Impact of Interest Rate Cuts on Real Estate Cap Rates

When the Federal Reserve lowers interest rates, it can have a noticeable effect on real estate cap rates, as long-term yields are a key factor in real estate investment decisions.
Sensitivity of Cap Rates to Interest Rates
Research from CBRE Econometric Advisors (CBRE EA) indicates that real estate cap rates respond differently to changes in the 10-year Treasury yield. Historically, for every 100-basis-point shift in the Treasury yield, cap rates adjust accordingly.

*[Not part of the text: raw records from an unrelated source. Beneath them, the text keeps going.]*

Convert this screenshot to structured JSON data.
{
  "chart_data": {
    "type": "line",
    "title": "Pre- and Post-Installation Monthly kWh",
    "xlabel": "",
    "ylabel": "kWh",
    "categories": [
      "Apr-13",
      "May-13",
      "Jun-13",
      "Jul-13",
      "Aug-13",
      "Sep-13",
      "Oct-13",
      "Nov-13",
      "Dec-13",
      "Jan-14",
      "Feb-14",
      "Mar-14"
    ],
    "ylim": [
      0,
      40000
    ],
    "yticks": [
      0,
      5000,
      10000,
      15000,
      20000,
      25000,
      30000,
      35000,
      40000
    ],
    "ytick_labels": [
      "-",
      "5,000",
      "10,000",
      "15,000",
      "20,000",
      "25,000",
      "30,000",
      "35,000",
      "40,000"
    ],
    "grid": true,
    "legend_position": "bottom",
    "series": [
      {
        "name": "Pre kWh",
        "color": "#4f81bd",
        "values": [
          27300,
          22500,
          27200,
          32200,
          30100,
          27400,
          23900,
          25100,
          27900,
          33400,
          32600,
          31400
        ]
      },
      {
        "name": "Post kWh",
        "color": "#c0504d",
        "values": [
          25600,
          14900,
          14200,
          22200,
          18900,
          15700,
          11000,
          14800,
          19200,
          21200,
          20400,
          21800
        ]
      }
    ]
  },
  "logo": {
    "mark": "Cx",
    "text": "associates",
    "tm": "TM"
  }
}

Impact on Industrial Assets
Industrial real estate has shown a lower sensitivity to interest rate fluctuations, driven largely by the surge in demand for logistics space following the COVID-19 pandemic. Prior to 2010, industrial properties were not as sought after, resulting in less cap rate compression. However, the rise of e-commerce and demand for logistics has increased net operating income (NOI) in this sector, helping cap rates remain relatively stable.
Cap Rate Outlook
CBRE anticipates that the U.S. economy will avoid a recession as inflation trends downward toward the Federal Reserve’s 2% target. With Treasury yields expected to remain below 4% through 2024 and dip to the mid-3% range in 2025, lower borrowing costs are likely to place downward pressure on cap rates. Additionally, robust fundamentals in most real estate sectors—excluding office—will drive rent growth and support further cap rate compression.
Key Takeaway
While cap rates are expected to compress gradually, they are unlikely to return to their pre-pandemic lows. Investors should consider broader macroeconomic factors such as inflation and GDP growth when evaluating opportunities and be cautious about certain markets and asset types, particularly the struggling office sector.